Comment: to the extent that these variables are correlated to survey variables these indicators may be predictive of nonresponse error on the survey variables. A useful exercise might be to group survey variables by the level of correlation with the auxiliary variables, as measured among respondents, to comment on which auxiliary variables are most like various survey variables.
b) Correlation between post-survey nonresponse adjustment weights and y, measured on the respondent cases
All surveys that use some adjustment procedure in hopes of reducing nonresponse error of estimates possess a variable on every respondent that acts to increase the influence of underrepresented cases and decrease the influence of overrepresented cases within the respondent pool. Correlations between the resulting “postsurvey” adjustment weights and the survey variables (estimated on the respondent cases) may be informative about the relationship between response propensity and those survey variables. Comment: the correlations may not be the same within the nonrespondent pool and thus may mislead the researcher about the extent of nonresponse bias in the adjusted and unadjusted estimates.
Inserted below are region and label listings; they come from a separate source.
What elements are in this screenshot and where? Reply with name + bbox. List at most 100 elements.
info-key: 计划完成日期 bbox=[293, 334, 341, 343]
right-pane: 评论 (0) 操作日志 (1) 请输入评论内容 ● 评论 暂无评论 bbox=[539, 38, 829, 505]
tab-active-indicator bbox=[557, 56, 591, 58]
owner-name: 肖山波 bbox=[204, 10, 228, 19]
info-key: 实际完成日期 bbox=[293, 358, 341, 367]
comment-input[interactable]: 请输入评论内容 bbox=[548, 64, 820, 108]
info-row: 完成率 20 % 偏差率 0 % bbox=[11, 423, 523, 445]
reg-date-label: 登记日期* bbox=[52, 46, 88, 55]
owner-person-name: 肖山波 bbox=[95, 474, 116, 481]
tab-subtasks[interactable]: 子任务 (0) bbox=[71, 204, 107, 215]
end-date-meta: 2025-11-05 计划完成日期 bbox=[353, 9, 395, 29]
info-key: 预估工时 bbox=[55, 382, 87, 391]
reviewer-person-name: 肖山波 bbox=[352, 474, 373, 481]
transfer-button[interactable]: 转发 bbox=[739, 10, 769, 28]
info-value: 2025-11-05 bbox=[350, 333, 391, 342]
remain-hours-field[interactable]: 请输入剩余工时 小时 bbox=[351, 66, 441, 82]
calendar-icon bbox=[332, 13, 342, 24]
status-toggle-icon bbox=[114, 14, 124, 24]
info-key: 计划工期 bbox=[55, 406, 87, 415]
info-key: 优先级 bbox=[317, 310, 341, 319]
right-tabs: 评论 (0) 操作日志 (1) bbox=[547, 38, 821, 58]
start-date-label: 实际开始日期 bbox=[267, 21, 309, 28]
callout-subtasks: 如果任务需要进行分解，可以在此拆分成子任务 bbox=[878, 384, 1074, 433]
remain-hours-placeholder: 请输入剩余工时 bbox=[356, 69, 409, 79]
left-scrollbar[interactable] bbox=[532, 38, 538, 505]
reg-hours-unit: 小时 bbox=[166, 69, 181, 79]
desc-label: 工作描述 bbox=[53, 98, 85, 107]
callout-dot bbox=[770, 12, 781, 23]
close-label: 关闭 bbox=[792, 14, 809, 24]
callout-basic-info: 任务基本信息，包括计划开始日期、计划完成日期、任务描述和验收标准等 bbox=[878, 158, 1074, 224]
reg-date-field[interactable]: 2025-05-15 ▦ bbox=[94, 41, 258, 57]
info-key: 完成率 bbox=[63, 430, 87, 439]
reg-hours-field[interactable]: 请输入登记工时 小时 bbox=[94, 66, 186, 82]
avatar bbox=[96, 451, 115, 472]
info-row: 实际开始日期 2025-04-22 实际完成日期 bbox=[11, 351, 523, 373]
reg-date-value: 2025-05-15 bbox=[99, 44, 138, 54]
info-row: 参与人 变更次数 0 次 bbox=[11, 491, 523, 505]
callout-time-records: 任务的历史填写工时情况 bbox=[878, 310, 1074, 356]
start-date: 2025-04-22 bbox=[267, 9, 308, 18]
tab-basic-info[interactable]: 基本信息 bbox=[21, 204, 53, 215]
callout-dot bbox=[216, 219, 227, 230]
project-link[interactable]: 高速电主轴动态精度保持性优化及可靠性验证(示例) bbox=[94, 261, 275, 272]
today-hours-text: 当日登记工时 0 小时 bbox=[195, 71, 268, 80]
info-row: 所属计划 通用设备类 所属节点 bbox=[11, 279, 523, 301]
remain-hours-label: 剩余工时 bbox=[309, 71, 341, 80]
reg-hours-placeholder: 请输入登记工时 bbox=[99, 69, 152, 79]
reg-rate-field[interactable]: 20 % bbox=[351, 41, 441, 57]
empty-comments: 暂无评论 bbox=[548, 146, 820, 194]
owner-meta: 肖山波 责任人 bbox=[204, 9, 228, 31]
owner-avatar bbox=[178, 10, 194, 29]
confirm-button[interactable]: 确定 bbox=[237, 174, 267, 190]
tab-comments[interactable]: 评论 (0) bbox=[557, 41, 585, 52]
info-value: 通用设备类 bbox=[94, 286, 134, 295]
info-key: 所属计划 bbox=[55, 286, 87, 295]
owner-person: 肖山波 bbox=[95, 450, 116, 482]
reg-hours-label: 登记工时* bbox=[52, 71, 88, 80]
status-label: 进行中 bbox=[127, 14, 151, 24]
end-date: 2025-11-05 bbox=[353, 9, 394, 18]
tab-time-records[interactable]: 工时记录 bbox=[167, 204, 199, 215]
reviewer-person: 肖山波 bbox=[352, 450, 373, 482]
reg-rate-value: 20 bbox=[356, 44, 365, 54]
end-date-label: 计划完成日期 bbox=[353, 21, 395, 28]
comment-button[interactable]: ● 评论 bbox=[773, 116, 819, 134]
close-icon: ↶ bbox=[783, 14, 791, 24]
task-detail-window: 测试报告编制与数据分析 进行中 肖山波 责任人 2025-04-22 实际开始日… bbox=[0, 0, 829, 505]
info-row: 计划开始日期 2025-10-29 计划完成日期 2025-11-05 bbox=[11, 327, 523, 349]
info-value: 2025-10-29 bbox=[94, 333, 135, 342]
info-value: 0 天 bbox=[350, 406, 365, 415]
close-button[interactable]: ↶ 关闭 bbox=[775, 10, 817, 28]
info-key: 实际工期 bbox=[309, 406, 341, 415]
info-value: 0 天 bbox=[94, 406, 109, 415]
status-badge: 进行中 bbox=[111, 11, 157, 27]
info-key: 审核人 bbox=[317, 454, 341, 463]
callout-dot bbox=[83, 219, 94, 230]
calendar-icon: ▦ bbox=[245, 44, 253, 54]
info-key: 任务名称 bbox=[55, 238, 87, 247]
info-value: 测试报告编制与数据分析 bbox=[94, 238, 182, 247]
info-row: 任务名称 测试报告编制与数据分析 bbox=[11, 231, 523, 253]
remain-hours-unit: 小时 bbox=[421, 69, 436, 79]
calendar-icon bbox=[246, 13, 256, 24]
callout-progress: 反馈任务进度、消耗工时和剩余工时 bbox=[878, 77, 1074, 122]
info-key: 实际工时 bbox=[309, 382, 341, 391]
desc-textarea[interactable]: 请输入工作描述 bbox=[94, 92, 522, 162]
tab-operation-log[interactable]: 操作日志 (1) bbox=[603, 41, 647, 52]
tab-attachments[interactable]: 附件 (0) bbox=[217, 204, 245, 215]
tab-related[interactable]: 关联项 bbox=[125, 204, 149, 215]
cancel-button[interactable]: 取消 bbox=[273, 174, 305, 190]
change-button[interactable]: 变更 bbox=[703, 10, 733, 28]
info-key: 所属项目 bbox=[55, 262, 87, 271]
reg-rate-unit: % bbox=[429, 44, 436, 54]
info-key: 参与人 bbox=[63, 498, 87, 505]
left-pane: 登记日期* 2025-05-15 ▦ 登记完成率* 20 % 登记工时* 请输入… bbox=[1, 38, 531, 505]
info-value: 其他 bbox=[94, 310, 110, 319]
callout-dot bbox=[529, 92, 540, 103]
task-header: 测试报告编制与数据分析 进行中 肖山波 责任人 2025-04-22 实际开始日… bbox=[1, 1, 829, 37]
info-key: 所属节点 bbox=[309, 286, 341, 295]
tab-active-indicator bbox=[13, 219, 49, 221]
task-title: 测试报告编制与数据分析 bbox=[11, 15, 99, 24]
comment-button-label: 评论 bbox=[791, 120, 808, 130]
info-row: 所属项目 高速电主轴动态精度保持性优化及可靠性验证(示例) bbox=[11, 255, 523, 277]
c) Examine the means of survey variable y within deciles of the survey weights
With a graphical display of mean across deciles of nonresponse weights, this is a visual equivalent of the correlation in b) above. Comment: the variation in means across propensity groups may not be the same within the nonrespondent pool as within the respondent pool and thus may mislead the researcher about the extent of nonresponse bias in the adjusted and unadjusted estimates.
d) Fraction of missing information on y
This is based on the ratio of between-imputation variance of an estimate and the total variance of an estimate, based on imputing values for all the nonrespondent cases in a sample (Little and Rubin 2002). The imputation models can be diverse, but one of some appeal is that of a sequential regression imputation, utilizing all of the variables in the data set. The percentage of missing information would be high when the percentage of variation in the total estimate due to imputation was large. It would be small when the percentage of variation in the total estimate due to imputation was small. Comment: The value of this indicator is a function of the quality of imputation model, both it variance properties and its bias properties.
Indicators at the Level of Sets of Variables/Estimates
Instead of each estimate in a survey having its own indicator of nonresponse error, for convenience, sets of similar estimates could be defined, such that the set would share a value of a nonresponse indicator. These would be based on a prior analysis, most likely among the respondent cases only, by which the researcher would establish the magnitude of relationships (covariances or other measure of the relationship) between the auxiliary variables and the likelihood of participation. The researcher would identify sets of survey variables or estimates that share high correlations with different auxiliary variables on the respondent cases. Based on that indirect information, separate variance functions above would be presented for each class of estimates. In some sense, this would resemble the technique of identifying sets of estimates subject to similar design effects (e.g., see the CPS Technical Paper 63RV, http://www.census.gov/prod/2002pubs/tp63rv.pdf).
The above is a listing of alternative indicators that might be useful to explore across several ongoing surveys simultaneously, in order to aid judgments about whether different indicators do indeed supply more information about possible nonresponse errors in survey estimates.